"It is a good joke," the colonel said. "But I fear it is harsh on the private."
The captain shrugged. Wine was poured. In a few minutes they heard heavy footsteps outside the tent. "He is here!" the captain cried. The officers rushed forward. Hugo stood outside the tent with the cannon they had requested lifted over his head in one hand. With that same hand clasped on the breach, he set it down.
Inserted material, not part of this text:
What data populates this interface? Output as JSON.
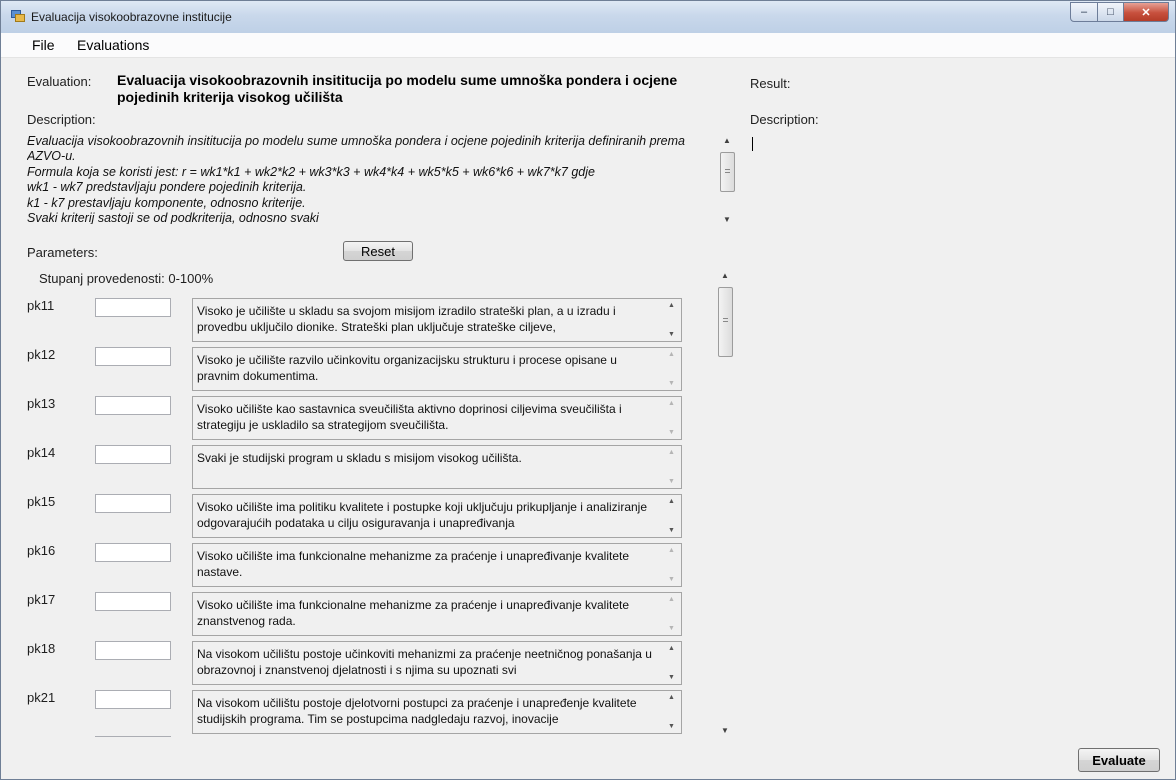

The colonel paled and gulped. "Name of the mother of God! He has brought it."
Hugo nodded. "It was as nothing, my colonel. Now I will show you what we men from Colorado can do. Watch."
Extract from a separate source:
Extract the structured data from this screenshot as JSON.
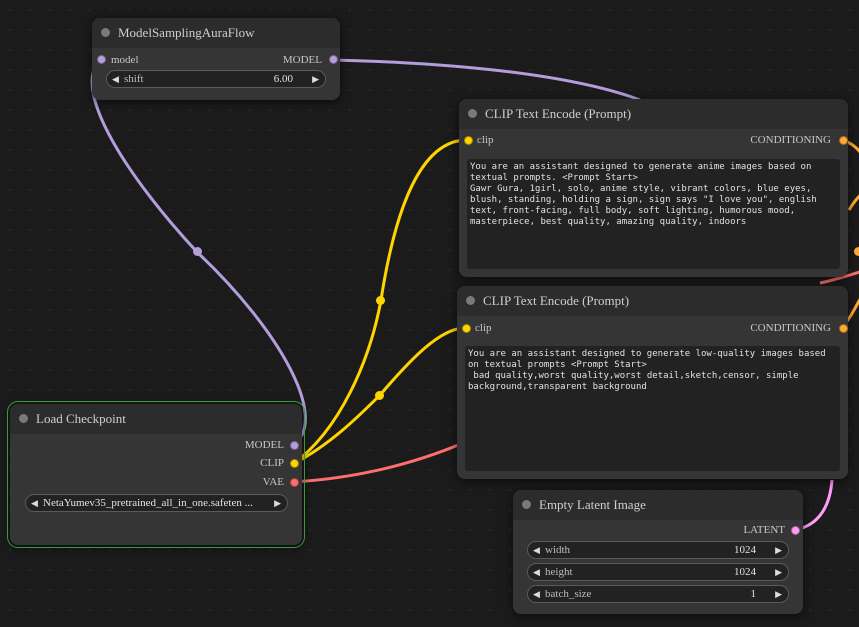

They eyed him. There was a grating sound beneath his feet. Those who were quickest of vision saw his body catapult through the air high over their heads. It landed, bounced prodigiously, vanished.
Captain Crouan coughed and swallowed. He faced his superiors, trying to seem nonchalant. "That, gentlemen, is the sort of thing the Colorados do—for sport."
The colonel recovered first. "It is not human. Gentlemen, we have been in the presence of the devil himself."
"Or the Good Lord."
The captain shook his head. "He is a man, I tell you. In Colorado all the men are like that. He told me so himself. When he first enlisted, he came to me and asked for a special commission to go to Berlin and smash the Reich—to bring back the Kaiser himself. I thought he was mad. I made him peel potatoes. He did not say any more foolish things. He was a good soldier. Then the battle came and I saw him, not believing I saw him, standing on the parapet and wielding his rifle like the lightning, killing I do not know how many men. Hundreds certainly, perhaps thousands. Ah, it is as I said, the Colorados are the finest soldiers on earth. They are more than men."
"He comes!"
Hugo burst from the sky, moving like a hawk. He came from the direction of the lines, many miles away. There was a bundle slung across his shoulder. There were holes in his uniform. He landed heavily among the officers and set down his burden. It was a German. He dropped to the ground.